If the conceit of the first novel was to explore where exactly a diabolical carnival would come from in the first place, this one is a Victorian era locked room mystery where everyone involved has some sort of secret and they’re on a magitek airship, where the detective is an amoral sociopath.  Cabal’s interests basically begin, end, and move through determining whether there’s a threat to him and, if so, removing it, while not letting slip that he’s an infamous necromancer and fugitive.  Other passengers have their own agendas, from trying to get an army contract to sell pork rinds to smuggling to racking up sexual conquests.  I tried to think of a passenger who didn’t have an ulterior motive or a secret identity and eventually came up with two.  It’s that kind of story.
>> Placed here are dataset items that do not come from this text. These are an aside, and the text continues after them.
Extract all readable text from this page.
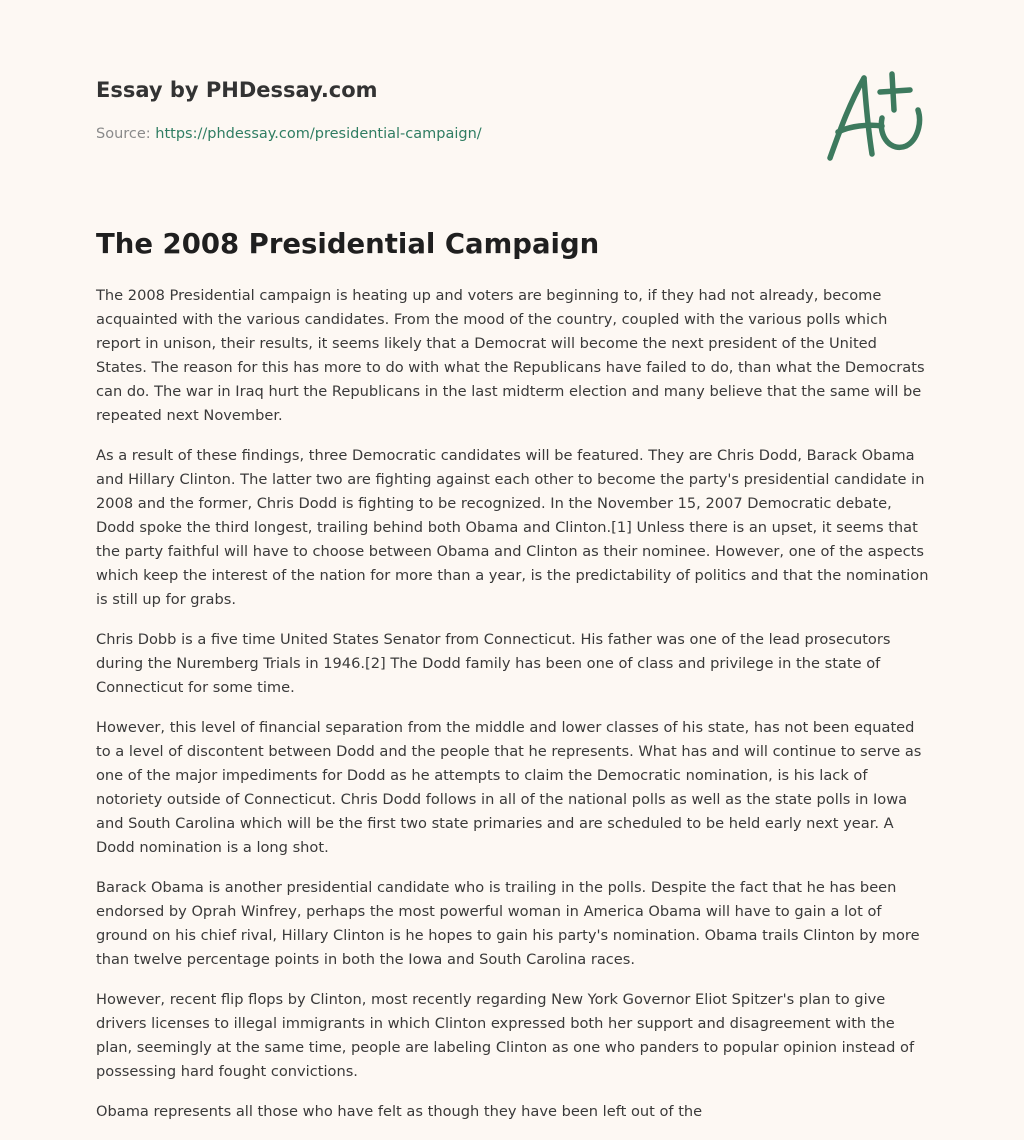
Essay by PHDessay.com
Source: https://phdessay.com/presidential-campaign/
The 2008 Presidential Campaign

The 2008 Presidential campaign is heating up and voters are beginning to, if they had not already, become acquainted with the various candidates. From the mood of the country, coupled with the various polls which report in unison, their results, it seems likely that a Democrat will become the next president of the United States. The reason for this has more to do with what the Republicans have failed to do, than what the Democrats can do. The war in Iraq hurt the Republicans in the last midterm election and many believe that the same will be repeated next November.

As a result of these findings, three Democratic candidates will be featured. They are Chris Dodd, Barack Obama and Hillary Clinton. The latter two are fighting against each other to become the party's presidential candidate in 2008 and the former, Chris Dodd is fighting to be recognized. In the November 15, 2007 Democratic debate, Dodd spoke the third longest, trailing behind both Obama and Clinton.[1] Unless there is an upset, it seems that the party faithful will have to choose between Obama and Clinton as their nominee. However, one of the aspects which keep the interest of the nation for more than a year, is the predictability of politics and that the nomination is still up for grabs.

Chris Dobb is a five time United States Senator from Connecticut. His father was one of the lead prosecutors during the Nuremberg Trials in 1946.[2] The Dodd family has been one of class and privilege in the state of Connecticut for some time.

However, this level of financial separation from the middle and lower classes of his state, has not been equated to a level of discontent between Dodd and the people that he represents. What has and will continue to serve as one of the major impediments for Dodd as he attempts to claim the Democratic nomination, is his lack of notoriety outside of Connecticut. Chris Dodd follows in all of the national polls as well as the state polls in Iowa and South Carolina which will be the first two state primaries and are scheduled to be held early next year. A Dodd nomination is a long shot.

Barack Obama is another presidential candidate who is trailing in the polls. Despite the fact that he has been endorsed by Oprah Winfrey, perhaps the most powerful woman in America Obama will have to gain a lot of ground on his chief rival, Hillary Clinton is he hopes to gain his party's nomination. Obama trails Clinton by more than twelve percentage points in both the Iowa and South Carolina races.

However, recent flip flops by Clinton, most recently regarding New York Governor Eliot Spitzer's plan to give drivers licenses to illegal immigrants in which Clinton expressed both her support and disagreement with the plan, seemingly at the same time, people are labeling Clinton as one who panders to popular opinion instead of possessing hard fought convictions.

Obama represents all those who have felt as though they have been left out of the
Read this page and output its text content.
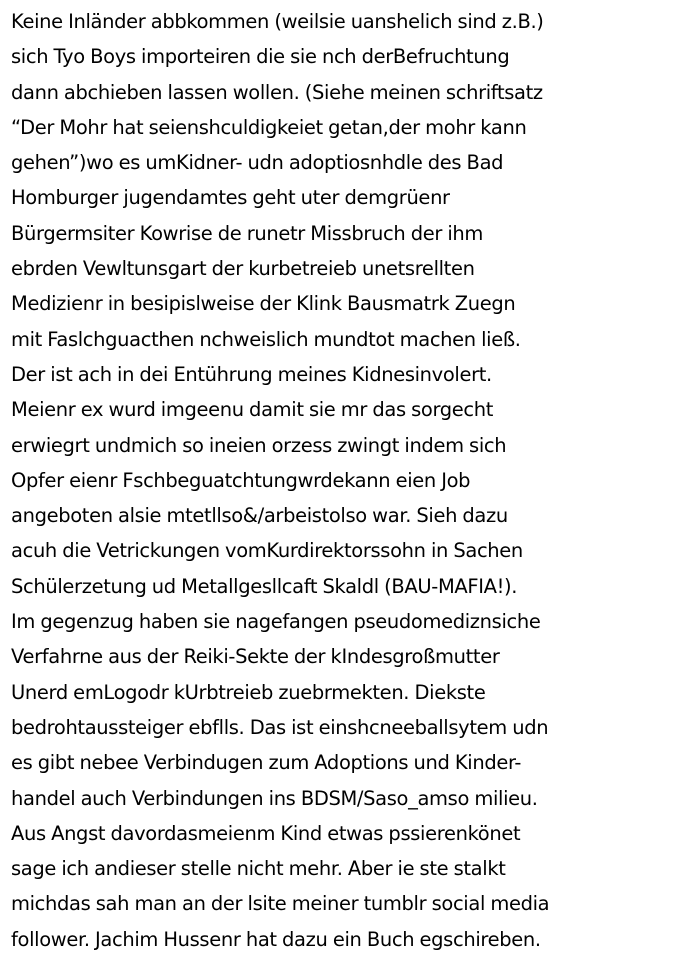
Keine Inländer abbkommen (weilsie uanshelich sind z.B.)
sich Tyo Boys importeiren die sie nch derBefruchtung
dann abchieben lassen wollen. (Siehe meinen schriftsatz
“Der Mohr hat seienshculdigkeiet getan,der mohr kann
gehen”)wo es umKidner- udn adoptiosnhdle des Bad
Homburger jugendamtes geht uter demgrüenr
Bürgermsiter Kowrise de runetr Missbruch der ihm
ebrden Vewltunsgart der kurbetreieb unetsrellten
Medizienr in besipislweise der Klink Bausmatrk Zuegn
mit Faslchguacthen nchweislich mundtot machen ließ.
Der ist ach in dei Entührung meines Kidnesinvolert.
Meienr ex wurd imgeenu damit sie mr das sorgecht
erwiegrt undmich so ineien orzess zwingt indem sich
Opfer eienr Fschbeguatchtungwrdekann eien Job
angeboten alsie mtetllso&/arbeistolso war. Sieh dazu
acuh die Vetrickungen vomKurdirektorssohn in Sachen
Schülerzetung ud Metallgesllcaft Skaldl (BAU-MAFIA!).
Im gegenzug haben sie nagefangen pseudomediznsiche
Verfahrne aus der Reiki-Sekte der kIndesgroßmutter
Unerd emLogodr kUrbtreieb zuebrmekten. Diekste
bedrohtaussteiger ebflls. Das ist einshcneeballsytem udn
es gibt nebee Verbindugen zum Adoptions und Kinder-
handel auch Verbindungen ins BDSM/Saso_amso milieu.
Aus Angst davordasmeienm Kind etwas pssierenkönet
sage ich andieser stelle nicht mehr. Aber ie ste stalkt
michdas sah man an der lsite meiner tumblr social media
follower. Jachim Hussenr hat dazu ein Buch egschireben.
Also on board the airship is one Leonie Barrow, who (if you read the first novel) sold her soul to Cabal in order to save her father, but in the end didn’t have to go to Hell for various reasons, only very tangentially because Cabal felt somewhat bad about it and more because Cabal was one soul short anyway.  Obviously Barrow could blow Cabal’s cover any time she wanted, and it would make some sense for Cabal to surreptitiously “remove” her.  He doesn’t, and can’t for the life of him really explain why, although her resemblance to his dead love probably is a major factor in there somewhere.  On her part, it would make sense to rat him out, and she can’t for the life of her really explain why she doesn’t.  Not that this is a romance, mind you.  It’s not that kind of story, and Cabal probably wouldn’t be interested, even if someone were to explain romance to him, which they don’t.  It’s implied that having no soul, then being re-souled and having so long a period of obsessive devotion to his goals have done something to his ability to feel much of anything anymore, which makes some sense.

Howard really has a lot of fun playing with literary and genre conventions of a typical detective story, and manages at the same time to tell a really good one.  He plays fair with clues and the astute reader might figure it out before Cabal does.  (For the record and in all honesty, I whiffed big time.)  I like detective stories generally, I like dry wit, and I found Cabal’s responses to all the indignities that life throws out him to be very funny indeed.  I also admire sequels that have dramatic genre shifts while maintaining the same overall tone.  So really, this one was hitting on all cylinders for me.

There’s a third book in the series, available currently only in the UK, and apparently a fourth on the way.  With this level of quality and improvement, I’m looking forward to their trans-Atlantic appearances.